IL SENSO DELLA MISSIONE

ANNUNCIO NOSTRO DOVERE DI LIBERTÀ

RINO FISICHELLA

La missione propria della Chiesa nel mondo è portare il Vangelo di Gesù Cristo. Nel momen­to in cui questo non è più annunciato secondo il comando del Signore, viene meno l’opera stessa dei cristiani e si appanna la loro presenza nel mon­do. Cercare forme alternative porterebbe fuori stra­da e, probabilmente, servirebbe solo a rimanere tranquilli in casa propria. Niente di più contrario alla fede, tuttavia, è un cristianesimo in pantofo­le. Diverse tendenze teologiche, con ricadute nel­la pastorale e nei comportamenti dei fedeli, insi­nuano oggi che l’esigenza missionaria debba es­sere superata. Si sostiene che dovremmo limitar­ci a esprimere le nostre convinzioni, ma senza chiedere la conversione a Cristo e alla Chiesa cat­tolica. Ognuno, quindi, dovrebbe vivere nella pro­pria religione in maniera coerente; ogni altra for­ma diventerebbe un attentato alla libertà perso­nale e fonte di intolleranza. Se questa mentalità fos­se stata presente nei primi discepoli, probabil­mente, noi oggi non esisteremmo.
L’evangelizzazione non è una delle tante attività dei cristiani: insieme alla celebrazione dell’eucaristia è il fondamento della fede cristiana. Tra i due mo­menti esiste una simbiosi tale che non può esi­stere una senza l’altra. Fin dai primordi del cri­stianesimo, la piccola comunità dei discepoli si è distinta da ogni altro gruppo per questo motivo. La celebrazione della cena del Signore, infatti, ren­deva evidente ciò che la predicazione annuncia­va. Attraverso l’annuncio del Vangelo, la salvezza portata da Gesù raggiungeva i confini più estremi della terra, portando con sé l’anelito di pace, giu­stizia e amore che corri­spondeva al desiderio rac­chiuso nel cuore di ogni per­sona. Con la celebrazione dell’eucaristia, la verità del­la predicazione diventava talmente evidente che o­gnuno aveva certezza di es­sere realmente salvato. «Guai a me se non evange­lizzo », ripeteva l’apostolo Paolo; questa espressione mantiene immutata la sua forza.
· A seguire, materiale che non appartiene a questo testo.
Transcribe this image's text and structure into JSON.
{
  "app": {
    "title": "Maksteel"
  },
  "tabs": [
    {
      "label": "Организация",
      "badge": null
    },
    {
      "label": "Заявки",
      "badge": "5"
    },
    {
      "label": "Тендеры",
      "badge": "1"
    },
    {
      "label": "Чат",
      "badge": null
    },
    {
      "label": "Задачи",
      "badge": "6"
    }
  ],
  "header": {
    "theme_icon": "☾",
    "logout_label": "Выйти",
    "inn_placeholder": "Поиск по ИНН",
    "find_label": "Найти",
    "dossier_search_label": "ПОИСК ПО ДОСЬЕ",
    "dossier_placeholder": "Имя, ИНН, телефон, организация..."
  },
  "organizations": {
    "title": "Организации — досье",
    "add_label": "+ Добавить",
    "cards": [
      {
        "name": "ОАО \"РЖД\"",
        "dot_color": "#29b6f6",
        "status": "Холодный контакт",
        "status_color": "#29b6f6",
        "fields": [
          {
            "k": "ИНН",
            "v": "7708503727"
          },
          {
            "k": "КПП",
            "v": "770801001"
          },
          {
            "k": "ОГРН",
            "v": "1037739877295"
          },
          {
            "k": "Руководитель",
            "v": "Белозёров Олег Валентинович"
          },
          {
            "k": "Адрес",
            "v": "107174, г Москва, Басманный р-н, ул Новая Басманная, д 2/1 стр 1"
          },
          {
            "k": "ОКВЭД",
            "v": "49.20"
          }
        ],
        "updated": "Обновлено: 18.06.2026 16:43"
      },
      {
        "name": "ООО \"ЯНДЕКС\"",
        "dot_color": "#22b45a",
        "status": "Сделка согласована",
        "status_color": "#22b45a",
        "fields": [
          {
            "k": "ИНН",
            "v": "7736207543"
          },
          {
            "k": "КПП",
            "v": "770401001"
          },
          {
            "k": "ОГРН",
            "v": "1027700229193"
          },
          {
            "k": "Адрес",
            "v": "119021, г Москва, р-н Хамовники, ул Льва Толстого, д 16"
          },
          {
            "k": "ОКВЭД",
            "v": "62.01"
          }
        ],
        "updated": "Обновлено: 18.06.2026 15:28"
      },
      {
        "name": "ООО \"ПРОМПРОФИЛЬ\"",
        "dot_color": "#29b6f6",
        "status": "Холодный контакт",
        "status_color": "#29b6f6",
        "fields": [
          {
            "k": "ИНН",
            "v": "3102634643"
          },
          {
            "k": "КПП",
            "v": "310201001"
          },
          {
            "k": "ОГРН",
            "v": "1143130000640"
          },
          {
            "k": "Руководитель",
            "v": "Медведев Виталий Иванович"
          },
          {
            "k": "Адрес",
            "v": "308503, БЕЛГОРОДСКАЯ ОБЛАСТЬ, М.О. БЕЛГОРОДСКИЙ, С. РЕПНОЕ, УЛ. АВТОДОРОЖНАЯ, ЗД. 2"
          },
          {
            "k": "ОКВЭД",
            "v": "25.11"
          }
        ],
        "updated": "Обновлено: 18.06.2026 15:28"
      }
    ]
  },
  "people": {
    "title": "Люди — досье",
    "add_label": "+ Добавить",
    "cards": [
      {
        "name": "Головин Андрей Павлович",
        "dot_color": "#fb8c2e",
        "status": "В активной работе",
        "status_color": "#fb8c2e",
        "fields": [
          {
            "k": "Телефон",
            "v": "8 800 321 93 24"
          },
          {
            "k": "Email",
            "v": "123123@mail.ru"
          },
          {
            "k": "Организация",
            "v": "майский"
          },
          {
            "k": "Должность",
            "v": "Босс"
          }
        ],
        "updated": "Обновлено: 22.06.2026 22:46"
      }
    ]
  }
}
La nostra storia, dun­que, si racchiude in questa parola; dimenticarlo sareb­be fatale.
La Nota della Congregazio­ne per la Dottrina della fede mentre rileva alcuni aspetti problematici presen­ti nel dibattito teologico, riporta al centro dell’a­zione della Chiesa il compito primario che essa possiede. Il suo linguaggio sobrio e incisivo non si attarda in lunghi ragionamenti tortuosi. Arriva su­bito al cuore del problema e delinea con chiarez­za il compito che da sempre appartiene a ogni bat­tezzato. Quando si perde il senso della missione e si insinuano teorie effimere, allora la fede si inde­bolisce. Si crea un circuito di confusione e si met­te a repentaglio il prezioso lavoro di tanti missio­nari che nel corso dei secoli con passione, fatica e spesso a prezzo della vita hanno annunciato a tut­ti Gesù Cristo e la sua Chiesa. È peculiare di ogni religione l’annuncio missionario; non è tanto un problema di sopravvivenza, ma di certezza per la verità delle proprie scelte. La fede cristiana impli­ca una relazione indissolubile con la verità. Nes­suno vuole essere ingannato nel momento in cui offre la propria vita a un ideale; anzi, lo identifica come l’offerta di senso che corrisponde al suo in­timo desiderio di verità e di libertà. La fede in Ge­sù Cristo e l’appartenenza alla sua Chiesa sono la risposta di libertà che i cattolici sentono. È questa certezza di aver trovato la verità sulla propria vita che li rende missionari, perché la gioia che è stata data loro possa raggiungere quanti incontrano nel loro cammino.
L’evangelizzazione è un’esigenza che nasce dal­l’amore non altrimenti. Solo in questo modo vie­ne percepita anche da chi non crede come rispo­sta alla nostalgia di Dio che è racchiusa nell’inti­mo di ognuno. Se l’esigenza missionaria è sentita nei confronti di quanti non credono o vivono in al­tre religioni, spesso viene fraintesa nell’ambito e­cumenico. È vero, il battesimo ci unisce tutti per la fede nella Trinità e con i fratelli dell’ortodossia celebriamo l’unica santa eucaristia. L’esigenza mis­sionaria che scaturisce dalla pienezza della verità, comunque, deve coinvolgere tutti in un annuncio che oltrepassa i nostri confini. Parlare di proseli­tismo tra cristiani – nel senso negativo che oggi viene dato al termine – è fuorviante.
La verità che Gesù ha affidato alla sua Chiesa ri­chiede, piuttosto, la riscoperta di una collabora­zione piena che mette al centro una sempre rin­novata conversione a lui e una personale respon­sabilità di scegliere in piena libertà. Ricordarlo è un’esigenza vitale, viverlo un obbligo morale.